Playoff e inseguimento: Chisola avanza, Varese rallenta
Il Chisola fa il suo con una vittoria esterna di carattere: 1-2 contro la NovaRomentin, e sale a 37. È la classica gara in cui non puoi concederti cali: portare via i tre punti significa alimentare una corsa che, in Serie D, spesso si decide nei dettagli.
Il Varese, invece, dopo la caduta interna resta quinto a 34. Non è una sentenza, ma è un campanello: quando ti giochi posizioni pesanti, certe sconfitte chiedono una risposta immediata, perché la classifica non aspetta.
Zona centrale: Biellese, Saluzzo e Derthona tra rimpianti e occasioni
La Serie D è anche il campionato delle “mezze gioie” e dei “quasi”. La Biellese pareggia 2-2 con la Cairese e arriva a 30 punti: un risultato che muove, ma lascia la sensazione di un treno che poteva essere preso con più decisione.
Il Saluzzo, nonostante resti in una zona ancora interessante (29 punti), perde lo scontro con il Ligorna e deve metabolizzare una domenica complicata.

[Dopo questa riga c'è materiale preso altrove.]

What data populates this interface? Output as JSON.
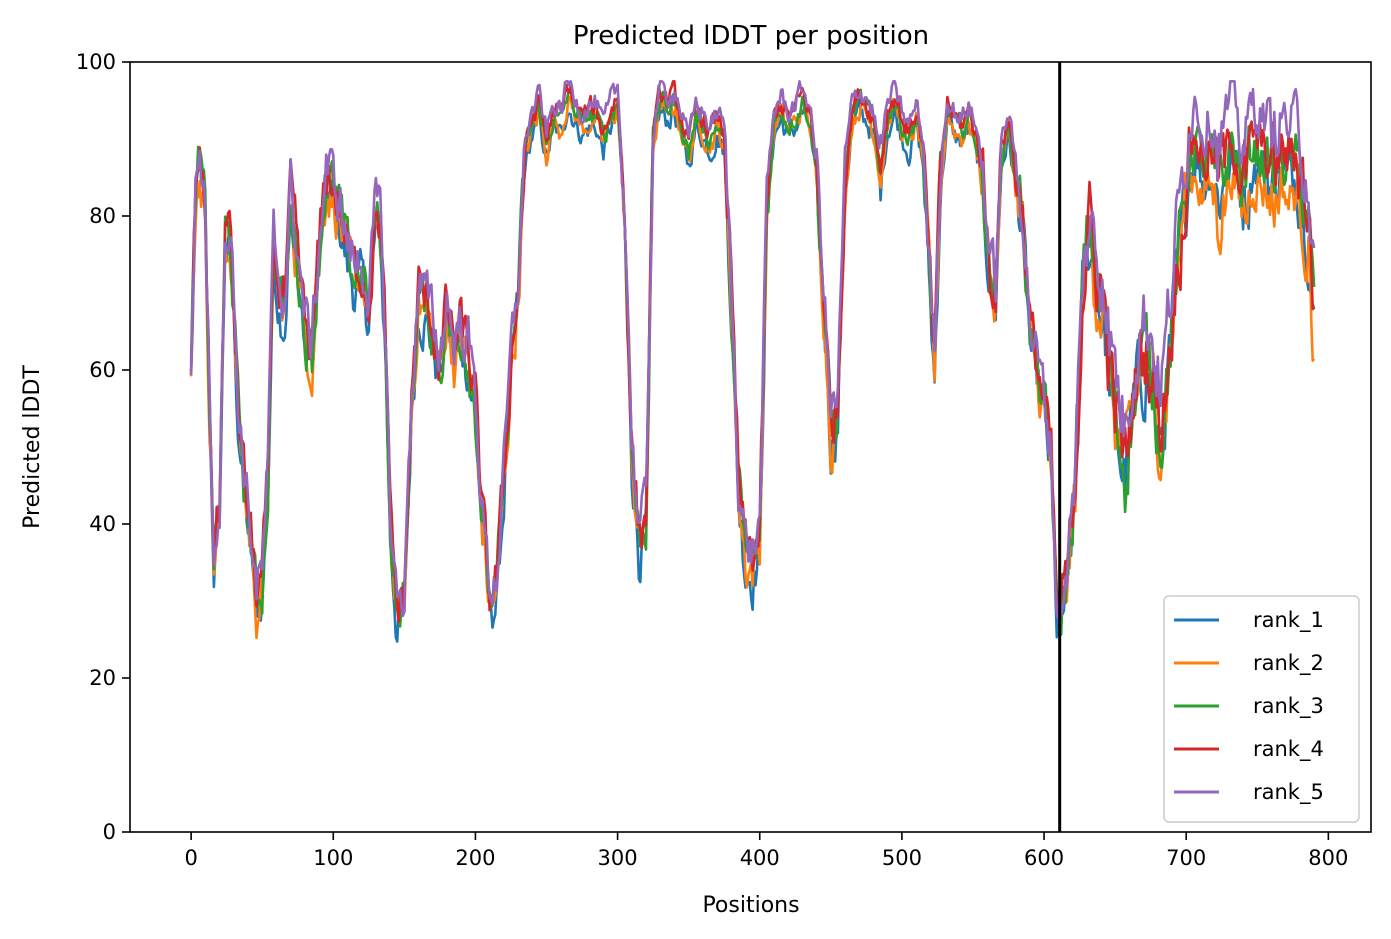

Il Derthona rimane a 26 dopo lo 0-1 con il Vado: partita da episodi e, proprio per questo, difficile da digerire.
Punti che pesano in basso: pari e tensione nella lotta salvezza
Nella parte bassa, ogni risultato è un mattoncino. Lo 0-0 tra Sanremese e Valenzana è il classico pareggio “di ferro”: nessuno sfonda, nessuno crolla. In classifica: Valenzana 24, Sanremese 20.
L’1-1 tra Asti e Lavagnese mantiene entrambe in una zona delicata: Lavagnese 20, Asti 18. E quando il margine è sottile, anche un punto può essere prezioso, ma non basta a togliere la pressione.

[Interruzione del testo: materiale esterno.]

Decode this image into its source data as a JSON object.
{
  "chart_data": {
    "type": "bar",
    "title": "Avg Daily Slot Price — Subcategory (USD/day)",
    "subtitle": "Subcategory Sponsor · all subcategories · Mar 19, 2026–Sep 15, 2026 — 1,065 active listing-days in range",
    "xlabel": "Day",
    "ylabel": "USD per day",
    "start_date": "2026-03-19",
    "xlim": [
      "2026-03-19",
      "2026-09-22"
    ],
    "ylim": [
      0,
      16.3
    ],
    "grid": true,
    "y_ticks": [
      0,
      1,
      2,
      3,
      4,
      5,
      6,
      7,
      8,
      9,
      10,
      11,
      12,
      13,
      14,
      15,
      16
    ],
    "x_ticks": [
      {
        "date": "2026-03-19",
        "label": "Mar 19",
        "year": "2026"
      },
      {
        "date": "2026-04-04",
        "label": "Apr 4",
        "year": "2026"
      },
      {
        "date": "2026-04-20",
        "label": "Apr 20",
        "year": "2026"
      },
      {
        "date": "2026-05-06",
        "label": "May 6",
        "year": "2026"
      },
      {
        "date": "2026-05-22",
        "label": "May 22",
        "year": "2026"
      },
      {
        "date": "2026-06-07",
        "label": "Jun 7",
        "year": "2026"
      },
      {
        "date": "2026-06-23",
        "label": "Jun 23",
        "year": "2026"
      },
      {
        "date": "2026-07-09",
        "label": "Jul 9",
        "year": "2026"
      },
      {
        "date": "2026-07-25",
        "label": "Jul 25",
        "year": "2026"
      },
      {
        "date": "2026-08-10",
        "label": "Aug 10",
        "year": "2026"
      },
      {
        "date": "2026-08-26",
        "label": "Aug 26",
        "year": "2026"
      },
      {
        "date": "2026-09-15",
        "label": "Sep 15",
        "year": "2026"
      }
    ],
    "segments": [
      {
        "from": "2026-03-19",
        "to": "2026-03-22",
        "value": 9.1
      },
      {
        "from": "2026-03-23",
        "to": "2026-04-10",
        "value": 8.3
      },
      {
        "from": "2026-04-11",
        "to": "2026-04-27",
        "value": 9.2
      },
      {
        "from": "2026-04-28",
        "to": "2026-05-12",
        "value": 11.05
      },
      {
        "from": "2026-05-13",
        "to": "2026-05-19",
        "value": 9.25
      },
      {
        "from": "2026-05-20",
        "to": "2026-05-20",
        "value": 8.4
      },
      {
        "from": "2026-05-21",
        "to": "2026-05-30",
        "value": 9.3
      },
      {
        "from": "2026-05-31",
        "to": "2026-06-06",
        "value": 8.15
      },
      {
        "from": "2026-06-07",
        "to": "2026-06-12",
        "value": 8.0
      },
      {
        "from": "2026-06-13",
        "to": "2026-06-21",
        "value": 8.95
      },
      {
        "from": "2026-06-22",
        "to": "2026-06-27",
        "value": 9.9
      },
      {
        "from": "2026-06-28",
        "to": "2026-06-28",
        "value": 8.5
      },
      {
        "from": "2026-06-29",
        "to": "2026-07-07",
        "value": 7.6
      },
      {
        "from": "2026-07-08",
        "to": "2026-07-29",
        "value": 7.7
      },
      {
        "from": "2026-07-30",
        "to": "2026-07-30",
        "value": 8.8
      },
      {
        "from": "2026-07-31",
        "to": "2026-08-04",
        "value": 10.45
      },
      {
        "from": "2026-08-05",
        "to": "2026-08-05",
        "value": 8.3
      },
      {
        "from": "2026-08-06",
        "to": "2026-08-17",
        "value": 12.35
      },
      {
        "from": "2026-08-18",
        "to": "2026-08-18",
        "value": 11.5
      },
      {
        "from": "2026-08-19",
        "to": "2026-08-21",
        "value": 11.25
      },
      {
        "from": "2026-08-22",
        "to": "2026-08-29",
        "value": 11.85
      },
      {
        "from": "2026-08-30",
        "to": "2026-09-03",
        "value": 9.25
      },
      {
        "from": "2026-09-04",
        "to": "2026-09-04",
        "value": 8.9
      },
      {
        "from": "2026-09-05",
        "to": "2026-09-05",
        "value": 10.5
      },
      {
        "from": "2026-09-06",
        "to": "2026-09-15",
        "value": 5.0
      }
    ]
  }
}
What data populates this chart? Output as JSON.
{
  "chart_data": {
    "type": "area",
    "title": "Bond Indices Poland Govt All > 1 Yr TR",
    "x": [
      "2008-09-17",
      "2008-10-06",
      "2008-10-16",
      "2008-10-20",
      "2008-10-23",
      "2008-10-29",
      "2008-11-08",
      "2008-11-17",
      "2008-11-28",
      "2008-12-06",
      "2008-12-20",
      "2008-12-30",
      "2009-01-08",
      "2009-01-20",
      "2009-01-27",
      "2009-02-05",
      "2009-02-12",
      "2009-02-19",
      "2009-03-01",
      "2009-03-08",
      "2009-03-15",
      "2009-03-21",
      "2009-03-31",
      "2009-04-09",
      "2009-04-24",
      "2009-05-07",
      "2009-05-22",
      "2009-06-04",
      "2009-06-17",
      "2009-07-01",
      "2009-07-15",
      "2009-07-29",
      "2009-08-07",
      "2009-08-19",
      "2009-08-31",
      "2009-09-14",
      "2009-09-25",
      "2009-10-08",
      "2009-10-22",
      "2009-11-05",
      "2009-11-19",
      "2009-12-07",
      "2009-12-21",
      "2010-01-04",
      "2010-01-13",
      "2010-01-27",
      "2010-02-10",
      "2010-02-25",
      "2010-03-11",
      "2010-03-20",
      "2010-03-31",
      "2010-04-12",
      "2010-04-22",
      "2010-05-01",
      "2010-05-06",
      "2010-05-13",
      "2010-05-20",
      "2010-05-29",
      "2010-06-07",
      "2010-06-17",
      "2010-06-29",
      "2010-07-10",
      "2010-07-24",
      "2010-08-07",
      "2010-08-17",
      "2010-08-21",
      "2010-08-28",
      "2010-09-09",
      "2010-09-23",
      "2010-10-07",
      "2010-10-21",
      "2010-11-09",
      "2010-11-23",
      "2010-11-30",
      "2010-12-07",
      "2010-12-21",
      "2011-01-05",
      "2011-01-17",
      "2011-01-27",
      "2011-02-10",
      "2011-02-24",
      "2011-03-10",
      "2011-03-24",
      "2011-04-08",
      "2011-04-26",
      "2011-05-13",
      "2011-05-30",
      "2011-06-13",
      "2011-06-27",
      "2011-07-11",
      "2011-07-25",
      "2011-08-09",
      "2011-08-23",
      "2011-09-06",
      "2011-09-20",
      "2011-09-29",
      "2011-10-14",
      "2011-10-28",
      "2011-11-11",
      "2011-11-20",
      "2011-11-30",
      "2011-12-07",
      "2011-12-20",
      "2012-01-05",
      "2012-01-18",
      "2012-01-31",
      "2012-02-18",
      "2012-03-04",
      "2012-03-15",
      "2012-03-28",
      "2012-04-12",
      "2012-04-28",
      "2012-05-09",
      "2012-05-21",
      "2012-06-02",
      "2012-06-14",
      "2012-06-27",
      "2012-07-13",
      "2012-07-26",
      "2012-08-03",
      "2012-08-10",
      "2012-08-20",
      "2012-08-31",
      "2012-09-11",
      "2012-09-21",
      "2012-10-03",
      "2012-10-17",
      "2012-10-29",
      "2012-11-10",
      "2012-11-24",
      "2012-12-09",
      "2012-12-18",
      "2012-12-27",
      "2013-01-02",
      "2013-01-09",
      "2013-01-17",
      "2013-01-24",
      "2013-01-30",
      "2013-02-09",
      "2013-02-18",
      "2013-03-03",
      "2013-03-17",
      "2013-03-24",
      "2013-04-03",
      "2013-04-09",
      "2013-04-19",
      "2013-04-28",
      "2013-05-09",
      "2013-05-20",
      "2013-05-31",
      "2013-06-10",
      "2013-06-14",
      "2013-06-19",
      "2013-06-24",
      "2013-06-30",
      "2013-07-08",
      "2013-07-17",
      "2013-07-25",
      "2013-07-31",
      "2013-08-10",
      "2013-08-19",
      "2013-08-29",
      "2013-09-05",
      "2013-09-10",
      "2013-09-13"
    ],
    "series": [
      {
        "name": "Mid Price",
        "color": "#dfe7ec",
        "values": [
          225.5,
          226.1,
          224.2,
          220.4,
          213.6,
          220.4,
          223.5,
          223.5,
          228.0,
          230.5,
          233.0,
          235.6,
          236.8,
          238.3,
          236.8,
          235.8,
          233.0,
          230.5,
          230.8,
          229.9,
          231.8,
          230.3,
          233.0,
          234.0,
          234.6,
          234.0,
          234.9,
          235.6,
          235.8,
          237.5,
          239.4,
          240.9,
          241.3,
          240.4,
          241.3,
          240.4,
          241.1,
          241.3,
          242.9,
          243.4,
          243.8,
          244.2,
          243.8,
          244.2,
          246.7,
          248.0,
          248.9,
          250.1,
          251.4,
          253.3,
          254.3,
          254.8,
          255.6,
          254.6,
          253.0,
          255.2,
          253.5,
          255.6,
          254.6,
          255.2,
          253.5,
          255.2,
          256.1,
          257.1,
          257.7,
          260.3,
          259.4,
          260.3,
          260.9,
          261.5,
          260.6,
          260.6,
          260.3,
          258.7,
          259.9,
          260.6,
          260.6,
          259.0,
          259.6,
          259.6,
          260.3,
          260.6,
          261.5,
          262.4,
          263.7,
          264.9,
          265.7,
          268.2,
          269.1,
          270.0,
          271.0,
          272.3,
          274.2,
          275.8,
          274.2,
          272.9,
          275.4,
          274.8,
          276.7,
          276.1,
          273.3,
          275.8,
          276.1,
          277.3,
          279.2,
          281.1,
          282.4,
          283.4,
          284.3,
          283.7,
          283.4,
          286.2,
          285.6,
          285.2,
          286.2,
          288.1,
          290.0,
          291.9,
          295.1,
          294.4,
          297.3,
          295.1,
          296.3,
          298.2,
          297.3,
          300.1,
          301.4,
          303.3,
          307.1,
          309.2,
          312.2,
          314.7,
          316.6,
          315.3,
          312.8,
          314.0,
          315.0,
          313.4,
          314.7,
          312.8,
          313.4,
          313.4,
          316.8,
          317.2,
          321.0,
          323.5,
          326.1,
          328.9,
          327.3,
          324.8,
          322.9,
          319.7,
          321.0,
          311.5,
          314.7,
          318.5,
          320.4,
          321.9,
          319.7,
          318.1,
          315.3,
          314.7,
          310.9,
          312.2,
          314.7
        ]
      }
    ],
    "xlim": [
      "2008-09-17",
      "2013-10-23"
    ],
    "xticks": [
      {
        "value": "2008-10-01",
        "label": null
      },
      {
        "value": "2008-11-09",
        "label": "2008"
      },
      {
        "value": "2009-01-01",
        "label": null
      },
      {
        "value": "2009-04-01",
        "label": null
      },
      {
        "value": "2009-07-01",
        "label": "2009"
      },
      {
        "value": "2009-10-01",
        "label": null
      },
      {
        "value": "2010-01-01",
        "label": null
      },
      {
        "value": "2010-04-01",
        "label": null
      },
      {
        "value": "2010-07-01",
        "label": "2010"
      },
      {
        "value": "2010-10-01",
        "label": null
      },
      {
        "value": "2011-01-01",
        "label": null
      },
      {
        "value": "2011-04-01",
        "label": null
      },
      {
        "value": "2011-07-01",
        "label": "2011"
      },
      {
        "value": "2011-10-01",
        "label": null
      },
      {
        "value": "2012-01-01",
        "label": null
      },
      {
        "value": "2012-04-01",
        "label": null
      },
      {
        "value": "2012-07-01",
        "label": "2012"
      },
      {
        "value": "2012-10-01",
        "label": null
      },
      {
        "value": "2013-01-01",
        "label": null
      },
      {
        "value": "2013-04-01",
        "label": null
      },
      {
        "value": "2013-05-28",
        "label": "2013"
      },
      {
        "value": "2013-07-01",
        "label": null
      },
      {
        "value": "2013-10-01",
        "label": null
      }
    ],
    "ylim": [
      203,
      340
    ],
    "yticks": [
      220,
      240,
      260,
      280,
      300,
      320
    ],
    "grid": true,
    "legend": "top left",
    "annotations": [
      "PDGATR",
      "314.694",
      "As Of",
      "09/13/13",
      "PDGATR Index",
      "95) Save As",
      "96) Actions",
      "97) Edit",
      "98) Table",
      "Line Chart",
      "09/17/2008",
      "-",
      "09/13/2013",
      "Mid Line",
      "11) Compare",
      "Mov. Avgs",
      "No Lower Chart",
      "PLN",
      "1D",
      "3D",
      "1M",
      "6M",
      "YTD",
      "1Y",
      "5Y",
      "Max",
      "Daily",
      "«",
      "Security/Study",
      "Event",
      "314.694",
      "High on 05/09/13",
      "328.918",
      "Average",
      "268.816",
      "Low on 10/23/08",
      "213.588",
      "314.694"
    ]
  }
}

Situazione dura per la NovaRomentin, che perde col Chisola e resta ultima con 12 punti: qui serve una svolta, perché la matematica non è ancora un problema, ma la corsa mentale sì.
Risultati Serie D Girone A: tutti i finali della 20ª giornata
AS Biellese-Cairese 2-2
Asti-Lavagnese 1-1
Celle Varazze-Gozzano 3-1
Derthona-Vado 0-1
NovaRomentin-Chisola 1-2
Imperia-Club Milano 1-1
Saluzzo-Ligorna 1-2
Sanremese-Valenzana 0-0
Varese FC-Sestri Levante 1-3
Cosa ci dice questa 20ª: la Serie D non perdona
La 20ª giornata conferma una regola d’oro della Serie D: la differenza non la fa solo chi gioca bene, ma chi regge il ritmo del campionato. Ligorna e Vado restano agganciati e danno la sensazione di non voler concedere nulla. Il Sestri Levante si prende una vittoria che può cambiare il suo percorso. Il Varese deve reagire. E sotto, la lotta è già una questione di nervi, oltre che di punti.